聽到慕容昭雪平靜而又淡然的說話聲時,才意識到自己剛剛有所失態,清了清喉嚨,忙幫姐姐圓場。
“慕容師傅學生姐姐從小性子較急,剛多有冒犯,還望師傅不要放在心上!”
“哪裏會,是我自己不小心了,剛是我對小姐有所冒犯了,望周小姐見諒!”
不願讓四人對自己有所懷疑,隻好多多強調是自己冒犯了周若嬌,這樣也能最大限度的轉移眾人對剛看到一切的懷疑,其實她也不知道這幾人對自己是否有什麼懷疑,可是如今她必須要處處小心,稍露馬腳,後果也不敢想像了。
在她心裏其實也就是想好好的照顧李媽,直到李媽百年以後,若是那時自己沒有機緣為爹爹昭雪,那她就打算回到青雲寺常伴青燈。目前能平淡的陪伴著李媽就是她唯一想做的了。
吳可喜年齡要小些,畢竟是藏不住話,哪壺不開就提哪壺。
“嗬嗬……慕容師傅你若是女的那不知道是怎樣的閉月羞花了呢!”
剛說完就傳來他“哎喲……”的慘叫聲。
“周大哥,你幹嘛打我頭啊?”摸著火辣辣的額頭,吳可喜委屈的問道。
“你看你都說了些什麼話!”周然有些怒氣的斜了他一眼。
“慕容師父,可喜年齡尚小,說話不分輕重,您不要往心裏去。”
聽到吳可喜玩笑的一句話,慕容昭雪心裏倒是著實的緊張了下,但隨即將聽到周然這樣幫吳可喜道歉,才鬆了口氣,體諒的笑著說:“嗬嗬……哪裏就為這話生氣了啊,師傅從小在深山裏修行,很少與世人接觸,經曆的磨練太少,現在想來,我的脂粉氣確實重了點,可是這個也不是一時半會兒就沒有的,隻要你們不覺得師傅奇怪就好!”
周若嬌肆無忌憚的笑聲回蕩在山穀,驚起了書間休憩的鳥兒。
“慕容師父可真是會說笑話呢,哪裏就是脂粉氣了,我就覺得男子還是要像您這樣的,斯斯文文,談吐一直都是那麼優雅,世俗的那些男子如何和慕容師父比啊!這樣的男子才是上好夫婿呢!”
顯然,周若嬌平時在家中蠻橫而口無遮攔的性子,這幾位弟弟是領教了的,聽她這樣說,也沒有什麼異樣的反應,隻是周懷遠略略的搖了要頭。

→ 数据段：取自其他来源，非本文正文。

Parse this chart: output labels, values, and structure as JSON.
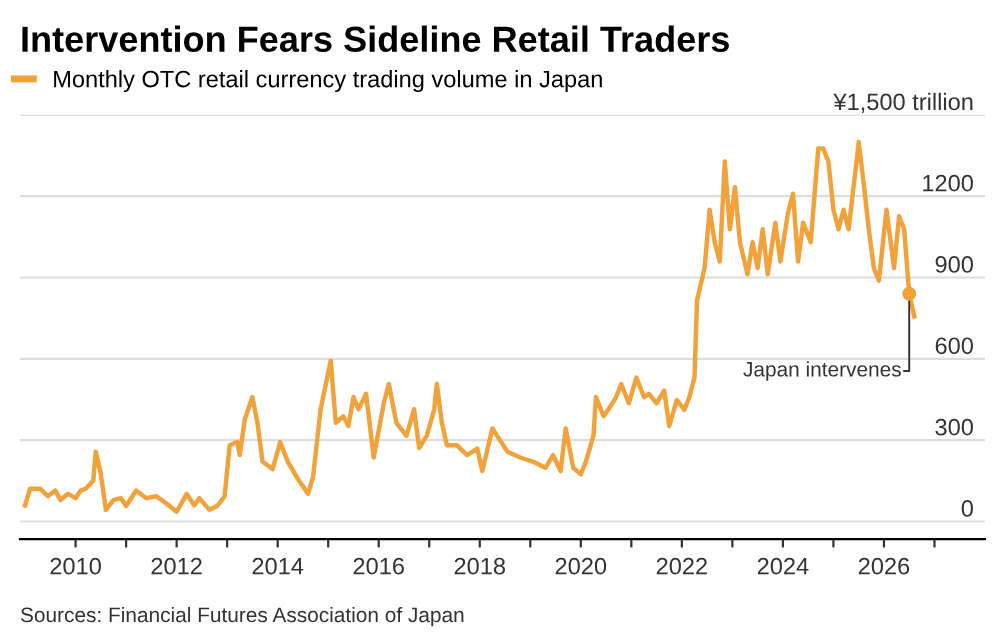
{
  "chart_data": {
    "type": "line",
    "title": "Intervention Fears Sideline Retail Traders",
    "series": [
      {
        "name": "Monthly OTC retail currency trading volume in Japan",
        "color": "#f2a23a",
        "x": [
          2009.0,
          2009.1,
          2009.3,
          2009.45,
          2009.6,
          2009.7,
          2009.85,
          2010.0,
          2010.1,
          2010.2,
          2010.35,
          2010.4,
          2010.5,
          2010.6,
          2010.75,
          2010.9,
          2011.0,
          2011.2,
          2011.4,
          2011.6,
          2011.8,
          2012.0,
          2012.2,
          2012.35,
          2012.45,
          2012.65,
          2012.8,
          2012.95,
          2013.05,
          2013.2,
          2013.25,
          2013.35,
          2013.5,
          2013.6,
          2013.7,
          2013.9,
          2014.05,
          2014.2,
          2014.4,
          2014.6,
          2014.7,
          2014.85,
          2015.05,
          2015.15,
          2015.3,
          2015.4,
          2015.5,
          2015.6,
          2015.75,
          2015.9,
          2016.1,
          2016.2,
          2016.35,
          2016.55,
          2016.7,
          2016.8,
          2016.95,
          2017.1,
          2017.15,
          2017.25,
          2017.35,
          2017.55,
          2017.75,
          2017.95,
          2018.05,
          2018.25,
          2018.4,
          2018.55,
          2018.8,
          2019.05,
          2019.3,
          2019.45,
          2019.6,
          2019.7,
          2019.85,
          2020.0,
          2020.1,
          2020.25,
          2020.3,
          2020.45,
          2020.55,
          2020.7,
          2020.8,
          2020.95,
          2021.1,
          2021.25,
          2021.35,
          2021.5,
          2021.65,
          2021.75,
          2021.9,
          2022.05,
          2022.15,
          2022.25,
          2022.3,
          2022.45,
          2022.55,
          2022.65,
          2022.75,
          2022.85,
          2022.95,
          2023.05,
          2023.15,
          2023.3,
          2023.4,
          2023.5,
          2023.6,
          2023.7,
          2023.85,
          2023.95,
          2024.1,
          2024.2,
          2024.3,
          2024.4,
          2024.55,
          2024.7,
          2024.8,
          2024.9,
          2025.0,
          2025.1,
          2025.2,
          2025.3,
          2025.45,
          2025.5,
          2025.6,
          2025.7,
          2025.8,
          2025.9,
          2026.05,
          2026.2,
          2026.3,
          2026.4,
          2026.5,
          2026.6
        ],
        "values": [
          59,
          121,
          121,
          93,
          114,
          79,
          102,
          86,
          114,
          121,
          150,
          257,
          174,
          43,
          79,
          86,
          57,
          114,
          86,
          93,
          66,
          36,
          102,
          59,
          86,
          43,
          57,
          93,
          281,
          293,
          245,
          378,
          459,
          364,
          221,
          193,
          293,
          221,
          157,
          102,
          164,
          414,
          593,
          364,
          388,
          352,
          459,
          414,
          471,
          236,
          436,
          507,
          364,
          316,
          414,
          271,
          316,
          414,
          507,
          364,
          281,
          281,
          245,
          269,
          186,
          343,
          300,
          257,
          236,
          221,
          198,
          245,
          186,
          343,
          198,
          174,
          221,
          316,
          459,
          388,
          414,
          459,
          507,
          436,
          531,
          459,
          471,
          436,
          483,
          352,
          448,
          412,
          459,
          531,
          816,
          935,
          1150,
          1030,
          959,
          1328,
          1078,
          1233,
          1030,
          912,
          1030,
          935,
          1078,
          912,
          1102,
          959,
          1138,
          1209,
          959,
          1102,
          1030,
          1376,
          1376,
          1328,
          1150,
          1078,
          1150,
          1078,
          1316,
          1400,
          1245,
          1078,
          935,
          888,
          1150,
          935,
          1126,
          1078,
          840,
          757
        ]
      }
    ],
    "xlim": [
      2008.9,
      2028.0
    ],
    "xticks": [
      2010,
      {
        "value": 2011,
        "label": null
      },
      2012,
      {
        "value": 2013,
        "label": null
      },
      2014,
      {
        "value": 2015,
        "label": null
      },
      2016,
      {
        "value": 2017,
        "label": null
      },
      2018,
      {
        "value": 2019,
        "label": null
      },
      2020,
      {
        "value": 2021,
        "label": null
      },
      2022,
      {
        "value": 2023,
        "label": null
      },
      2024,
      {
        "value": 2025,
        "label": null
      },
      2026,
      {
        "value": 2027,
        "label": null
      }
    ],
    "ylim": [
      -65,
      1500
    ],
    "yticks": [
      0,
      300,
      600,
      900,
      1200,
      {
        "value": 1500,
        "label": "¥1,500 trillion"
      }
    ],
    "grid": "y",
    "legend": "top left",
    "annotations": [
      {
        "text": "Japan intervenes",
        "x": 2026.5,
        "y": 840
      },
      "Sources: Financial Futures Association of Japan"
    ]
  }
}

可是在慕容昭雪聽來卻不得不感歎這女子的大膽和直白,聽的心裏別扭極了,可又不能說自己是女子,隻能紅著臉幹幹的笑了笑。
忙轉移了話題,“周小姐怎麼知道我們今日在這裏呢?”
周若嬌佯裝很淑女的輕輕摘下一珠野花,放在鼻間嗅了嗅。
“這麼美好的春光,慕容師傅都不忍辜負,何況是我樣的女子!難道師傅不願意我與你們一同欣賞?”
眾人……
這周若嬌如何得知他們今日這此就不的而知了,家中除了管家其他下人們怕是沒有敢和她較汁的了,她若是想要知道的,難道誰還能瞞的了?
慕容昭雪對於這個蠻橫的小姐真的是沒有一絲好感,每當想起她用那裝的嬌滴滴的聲音在府裏借著請教學問的事,與她說話撒嬌時,慕容昭雪的身上就會冒出雞皮疙瘩,可是還是拿她一點辦法也沒有,隻能從心裏對她無言以對。